Kini, PLN hanya berfokus di penyaluran listrik dan mengawasi pembangunan serta pengembangan transmisi. Pembangunan infrastruktur dan operasionalnya dikerjakan oleh swasta melalui skema independent power producer dan kontraktor untuk transmisi.
Direktur Jenderal Ketenagalistrikan Jarman menyebutkan pembangunan pembangkit listrik diserahkan ke swasta lokal maupun asing. Beberapa negara seperti Cina, Korea Selatan, dan Turki sudah memulai investasinya.
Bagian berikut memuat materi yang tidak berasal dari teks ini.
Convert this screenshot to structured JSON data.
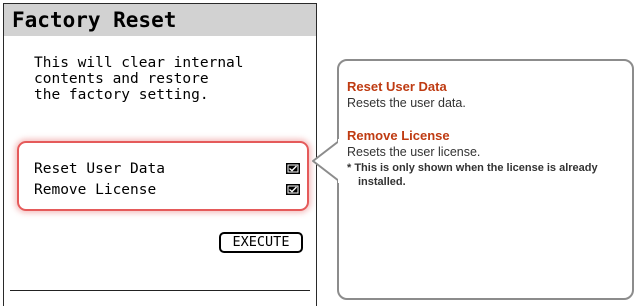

Bahkan Inggris bakal menjajaki kerja sama di bidang ini.
Sementara untuk pembangunan transmisi, pemerintah membatasi penanaman modalnya hanya untuk swasta lokal dan badan usaha milik negara. "Beberapa perusahaan konduktor sudah menyatakan minat, PT Krakatau Steel (Persero) Tbk juga minat," kata dia.
Selain fungsi supervisi, PLN juga menerima limpahan anggaran sektor ketenagalistrikan Kementerian Energi. Sehingga pada tahun depan, rencananya hampir seluruh proyek Dirjen Ketenagalistrikan menjadi kewajiban perseroan. Namun, Jarman mengaku harus berkonsultasi dengan Dewan Perwakilan Rakyat terkait wacana ini.
Jarman menegaskan perusahaan listrik negara itu tetap berwenang membangun pembangkit. Hanya saja, pembangunan berlokasi di tempat terpencil yang investasinya tidak menarik bagi pengusaha.
"IPP menjadi tonggak pembangunan listrik. Di Malaysia sudah mulai seperti itu," ujar Jarman.
Karena perombakan ini, PLN harus merevisi Rencana Umum Pengadaan Tenaga Listrik (RUPTL) 2014-2019. Kementerian meminta perubahan sudah selesai pada akhir 2015.